Abstract

Rate constants have been measured for the hydrolysis of six p-nitrophenyl alkanoates (C2, C4, C6, C8, C10, and C12) in basic aqueous media containing up to 80% (v/v) of the cosolvents: ethylene glycol (EG), 2-methoxyethanol (2ME), 1,2-dimethoxyethane (DME, glyme), bis(2-methoxyethyl) ether (diglyme), or DMSO. Addition of these cosolvents reduces and ultimately removes hydrophobic aggregation and coiling of the longer chain alkanoates, with the ether-type solvents (2ME, DME, and diglyme) being more efficient than EG or DMSO. Once the rate-lowering effects of aggregation and coiling have been removed by addition of a cosolvent, the rates of hydrolysis of the C4–C12 esters are all virtually the same, in a given medium.
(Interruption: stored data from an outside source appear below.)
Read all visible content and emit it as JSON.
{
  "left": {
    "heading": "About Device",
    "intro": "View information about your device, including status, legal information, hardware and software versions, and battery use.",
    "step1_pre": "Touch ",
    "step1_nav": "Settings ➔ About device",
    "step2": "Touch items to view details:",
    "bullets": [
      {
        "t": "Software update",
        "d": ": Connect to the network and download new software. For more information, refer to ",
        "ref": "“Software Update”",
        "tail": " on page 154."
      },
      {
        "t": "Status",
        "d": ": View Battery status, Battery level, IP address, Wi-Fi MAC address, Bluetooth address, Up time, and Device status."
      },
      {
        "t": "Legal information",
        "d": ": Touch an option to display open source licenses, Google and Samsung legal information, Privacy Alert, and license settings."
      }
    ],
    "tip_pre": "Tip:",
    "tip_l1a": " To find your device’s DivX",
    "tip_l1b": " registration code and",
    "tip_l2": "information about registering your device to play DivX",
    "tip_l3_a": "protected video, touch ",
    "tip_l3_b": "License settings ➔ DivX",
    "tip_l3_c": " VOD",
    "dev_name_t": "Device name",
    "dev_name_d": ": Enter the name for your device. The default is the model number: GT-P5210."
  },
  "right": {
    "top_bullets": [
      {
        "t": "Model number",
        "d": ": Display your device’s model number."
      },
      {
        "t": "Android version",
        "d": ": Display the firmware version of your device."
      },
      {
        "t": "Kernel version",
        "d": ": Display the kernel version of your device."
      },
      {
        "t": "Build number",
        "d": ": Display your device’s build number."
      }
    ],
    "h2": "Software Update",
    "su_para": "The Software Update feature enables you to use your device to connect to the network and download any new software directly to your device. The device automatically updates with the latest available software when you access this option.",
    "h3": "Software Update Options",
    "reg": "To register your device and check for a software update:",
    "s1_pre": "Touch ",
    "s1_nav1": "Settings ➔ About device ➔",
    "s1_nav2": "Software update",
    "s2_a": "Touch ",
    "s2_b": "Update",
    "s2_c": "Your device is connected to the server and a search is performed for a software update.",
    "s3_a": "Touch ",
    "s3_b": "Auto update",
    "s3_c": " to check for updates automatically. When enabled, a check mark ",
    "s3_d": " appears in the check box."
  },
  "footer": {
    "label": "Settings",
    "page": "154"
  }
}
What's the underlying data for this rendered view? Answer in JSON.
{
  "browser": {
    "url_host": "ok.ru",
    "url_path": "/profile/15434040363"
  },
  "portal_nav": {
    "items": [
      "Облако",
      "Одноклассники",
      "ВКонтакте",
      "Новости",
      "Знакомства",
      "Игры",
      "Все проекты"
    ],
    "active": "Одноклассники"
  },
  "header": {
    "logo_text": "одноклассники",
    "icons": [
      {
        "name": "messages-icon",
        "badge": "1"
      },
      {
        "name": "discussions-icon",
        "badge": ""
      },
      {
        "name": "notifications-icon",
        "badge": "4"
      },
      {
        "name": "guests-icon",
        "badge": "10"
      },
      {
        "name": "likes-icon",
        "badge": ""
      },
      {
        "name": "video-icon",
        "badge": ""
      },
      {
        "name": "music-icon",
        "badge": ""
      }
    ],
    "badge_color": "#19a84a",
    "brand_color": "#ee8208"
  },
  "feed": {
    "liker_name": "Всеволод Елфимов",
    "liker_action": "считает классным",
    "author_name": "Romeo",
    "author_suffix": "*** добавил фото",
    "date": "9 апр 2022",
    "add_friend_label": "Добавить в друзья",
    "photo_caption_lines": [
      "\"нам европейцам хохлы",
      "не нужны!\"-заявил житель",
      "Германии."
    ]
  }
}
Thus, the apparent "steric size" of the C4–C12 (and even C16) acyl chains does not differ significantly in basic p-nitrophenyl ester hydrolysis. Addition of DMSO brings about rate increases that are greater in a carbonate buffer (pH 10.48) than those in 0.05 M NaOH solution, and these increases are larger than those observed for ethyl acetate in 0.05 M NaOH solution. None of the rate increases rise as quickly as the enhanced basicity of aqueous DMSO media.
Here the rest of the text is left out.